San Agustín relata en sus confesiones el papel tan fuerte que tuvo el canto litúrgico en su proceso de conversión a la Fe Católica:

¡Cuánto lloré también oyendo los himnos y cánticos que para alabanza vuestra se cantaban en la iglesia, cuyo suave acento me conmovía fuertemente y me excitaba a devoción y ternura! Aquellas voces se insinuaban por mis oídos y llevaban hasta mi corazón vuestras verdades, que causaban en mí tan fervorosos afectos de piedad, que me hacían derramar copiosas lágrimas, con las cuales me hallaba bien y contento. (Lib. 9, Cap. 6)

¿Qué diría el santo obispo si se paseara hoy por alguna de nuestras parroquias? ¿Creemos realmente que alguno se convertirá escuchando “una espiga dorada por el sol” o “alabaré a mi Señor”? ¿Podemos decir con sinceridad que la música litúrgica actual transmite las Verdades de Fe que la Iglesia nos pide creer?

Así pues, se hace evidente la necesidad imperiosa de una recuperación de la música sacra, para que el patrimonio musical milenario de la Iglesia Católica vuelva a ser de uso cotidiano en la misa parroquial, y no sólo en contadas catedrales. Como se ha demostrado, esta restauración pasa necesariamente por una restauración del sentido mismo de la litúrgia y su naturaleza sacramental en la mente de los fieles, clérigos y laicos, tal como había expuesto magistralmente el papa Sarto. San Pío X presenta tres requisitos esenciales de la Música litúrgica: Debe ser santa (es decir que ha de expresar con fidelidad el contenido de la Fe, excluyendo todo lo profano), debe tener arte verdadero (es decir que musicalmente debe destacar por su calidad y excelencia), y debe ser universal (Que por su belleza ha de ser accesible a los fieles de toda la Iglesia, más allá de las diferencias culturales).

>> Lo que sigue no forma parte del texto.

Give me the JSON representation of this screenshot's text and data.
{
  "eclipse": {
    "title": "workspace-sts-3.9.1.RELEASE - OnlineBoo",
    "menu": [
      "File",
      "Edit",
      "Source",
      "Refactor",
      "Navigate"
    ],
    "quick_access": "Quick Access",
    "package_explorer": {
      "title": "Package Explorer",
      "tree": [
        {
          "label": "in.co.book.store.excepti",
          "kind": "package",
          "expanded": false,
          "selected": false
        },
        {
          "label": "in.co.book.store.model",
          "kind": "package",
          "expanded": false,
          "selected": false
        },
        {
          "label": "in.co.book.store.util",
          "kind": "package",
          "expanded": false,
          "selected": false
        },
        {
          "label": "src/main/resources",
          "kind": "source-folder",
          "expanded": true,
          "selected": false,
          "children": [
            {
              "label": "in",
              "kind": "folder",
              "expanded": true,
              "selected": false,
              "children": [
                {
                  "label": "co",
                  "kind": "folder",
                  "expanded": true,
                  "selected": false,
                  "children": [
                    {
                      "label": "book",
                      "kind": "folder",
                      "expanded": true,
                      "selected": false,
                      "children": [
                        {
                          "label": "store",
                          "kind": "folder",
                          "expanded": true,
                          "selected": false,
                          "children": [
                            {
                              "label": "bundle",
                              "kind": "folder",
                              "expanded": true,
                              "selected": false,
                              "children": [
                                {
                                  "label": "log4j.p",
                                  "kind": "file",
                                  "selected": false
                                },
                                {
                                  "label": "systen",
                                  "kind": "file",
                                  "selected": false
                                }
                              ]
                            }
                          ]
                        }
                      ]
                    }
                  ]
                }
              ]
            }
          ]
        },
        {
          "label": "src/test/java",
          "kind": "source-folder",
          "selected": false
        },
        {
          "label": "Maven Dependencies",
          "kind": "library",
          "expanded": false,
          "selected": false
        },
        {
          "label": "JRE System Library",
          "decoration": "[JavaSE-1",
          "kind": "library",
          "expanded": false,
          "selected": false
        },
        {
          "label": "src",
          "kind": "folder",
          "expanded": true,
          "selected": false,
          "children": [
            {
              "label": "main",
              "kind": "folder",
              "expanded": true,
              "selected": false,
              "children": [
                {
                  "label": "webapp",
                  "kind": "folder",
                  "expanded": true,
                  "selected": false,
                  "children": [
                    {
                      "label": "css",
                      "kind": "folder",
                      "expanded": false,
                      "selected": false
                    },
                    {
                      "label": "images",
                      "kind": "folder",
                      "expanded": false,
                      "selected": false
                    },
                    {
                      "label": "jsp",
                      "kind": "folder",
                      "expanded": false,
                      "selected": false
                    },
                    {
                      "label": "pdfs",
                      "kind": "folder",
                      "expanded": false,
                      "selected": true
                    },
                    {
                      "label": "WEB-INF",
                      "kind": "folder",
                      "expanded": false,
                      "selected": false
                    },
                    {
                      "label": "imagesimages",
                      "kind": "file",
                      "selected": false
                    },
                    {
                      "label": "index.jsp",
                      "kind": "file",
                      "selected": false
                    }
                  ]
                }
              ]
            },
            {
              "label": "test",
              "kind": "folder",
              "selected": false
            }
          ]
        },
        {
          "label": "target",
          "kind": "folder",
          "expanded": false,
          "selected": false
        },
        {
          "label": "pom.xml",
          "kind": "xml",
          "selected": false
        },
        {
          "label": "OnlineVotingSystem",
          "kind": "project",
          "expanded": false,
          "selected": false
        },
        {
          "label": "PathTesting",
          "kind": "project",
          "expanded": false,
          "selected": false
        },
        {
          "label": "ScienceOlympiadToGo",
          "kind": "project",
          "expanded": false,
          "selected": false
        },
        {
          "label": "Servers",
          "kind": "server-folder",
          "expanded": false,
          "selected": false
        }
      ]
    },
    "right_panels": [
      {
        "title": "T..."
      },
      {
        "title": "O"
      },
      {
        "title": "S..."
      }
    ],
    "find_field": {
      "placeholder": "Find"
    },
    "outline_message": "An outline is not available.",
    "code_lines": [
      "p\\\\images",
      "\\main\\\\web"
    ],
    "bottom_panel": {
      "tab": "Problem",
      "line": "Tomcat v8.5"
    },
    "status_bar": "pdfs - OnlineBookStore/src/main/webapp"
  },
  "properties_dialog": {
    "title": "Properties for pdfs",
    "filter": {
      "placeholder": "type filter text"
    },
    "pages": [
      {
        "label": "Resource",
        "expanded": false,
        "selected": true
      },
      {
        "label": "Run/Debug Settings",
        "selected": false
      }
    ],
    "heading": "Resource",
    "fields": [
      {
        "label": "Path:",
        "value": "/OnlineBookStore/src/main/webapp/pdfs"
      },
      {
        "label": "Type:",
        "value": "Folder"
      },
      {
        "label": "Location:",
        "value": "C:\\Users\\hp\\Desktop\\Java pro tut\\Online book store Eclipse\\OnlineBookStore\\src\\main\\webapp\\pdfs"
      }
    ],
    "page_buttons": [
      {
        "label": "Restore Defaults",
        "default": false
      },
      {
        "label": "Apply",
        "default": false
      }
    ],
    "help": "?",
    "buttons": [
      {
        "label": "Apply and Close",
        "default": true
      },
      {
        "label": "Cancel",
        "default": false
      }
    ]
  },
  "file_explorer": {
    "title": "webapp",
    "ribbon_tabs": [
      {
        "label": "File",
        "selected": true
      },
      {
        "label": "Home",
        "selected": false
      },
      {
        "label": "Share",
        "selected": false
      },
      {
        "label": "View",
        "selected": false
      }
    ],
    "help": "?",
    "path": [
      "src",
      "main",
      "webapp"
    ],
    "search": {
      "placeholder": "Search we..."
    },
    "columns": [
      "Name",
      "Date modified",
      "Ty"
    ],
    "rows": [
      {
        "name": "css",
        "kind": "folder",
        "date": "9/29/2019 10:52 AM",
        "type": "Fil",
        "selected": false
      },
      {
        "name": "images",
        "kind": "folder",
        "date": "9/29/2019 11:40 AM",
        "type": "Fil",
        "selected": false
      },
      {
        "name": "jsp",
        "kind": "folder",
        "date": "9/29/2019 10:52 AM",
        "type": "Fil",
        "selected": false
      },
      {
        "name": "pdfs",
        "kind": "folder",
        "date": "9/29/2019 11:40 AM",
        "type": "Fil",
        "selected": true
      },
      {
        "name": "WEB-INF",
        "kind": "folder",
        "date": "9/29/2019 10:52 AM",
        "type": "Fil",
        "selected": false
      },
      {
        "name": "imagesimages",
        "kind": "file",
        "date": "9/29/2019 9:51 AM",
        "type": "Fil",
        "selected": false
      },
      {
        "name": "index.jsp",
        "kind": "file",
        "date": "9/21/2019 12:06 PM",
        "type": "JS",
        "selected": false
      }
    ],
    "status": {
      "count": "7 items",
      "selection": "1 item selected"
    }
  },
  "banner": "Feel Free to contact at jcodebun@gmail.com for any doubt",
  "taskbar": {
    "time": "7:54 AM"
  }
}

Frente a lo primero, se hace indispensable recuperar el sentido de lo sagrado en la liturgia: que los corazones estén más ad Dominum que concentrados en sus propias exigencias emocionales y sensoriales; que los cantores comprendan que la música litúrgia es la participación en los cantos que entonan los ángeles ante el trono de Dios y no la expresión de nuestra pobre espiritualidad subjetiva. Para lo segundo, es imprescindible que los sacerdotes aprendan a valorar la belleza de la música litúrgica y su imperiosa necesidad en la misa: que entiendan que la música es un arte que requiere artistas bien formados en su ejecución, y que estos artistas necesitan un sustento. No puede ser que en muchas parroquias el sacerdote se incline casi siempre por el músico aficionado y mediocre, sólo porque cobra más barato, o incluso lo hace gratis. Por último, la universalidad de la música sacra nos exige volver a la lengua latina y al patrimonio de la música sacra con el que la Iglesia ha puesto los cimientos de la música académica que hoy se estudia en todo el orbe.

Este es el propósito del proyecto Philokalia, una tarea que un grupo de jóvenes han tomado como propia, recuperando el patrimonio de canto gregoriano y polifonía sacra para que la liturgia vuelva a ser un momento sublime en que el alma se abre a los misterios celestes, gracias al servicio conjunto de las artes a Dios, de quien procede toda la belleza que se encuentra en las cosas terrestres como firma del autor sobre su obra. El alma humana busca la belleza como signo inequívoco de aquello que ha de amar, y por eso mismo, la belleza es también un camino para el conocimiento y el servicio divino. Que Dios nos ayude.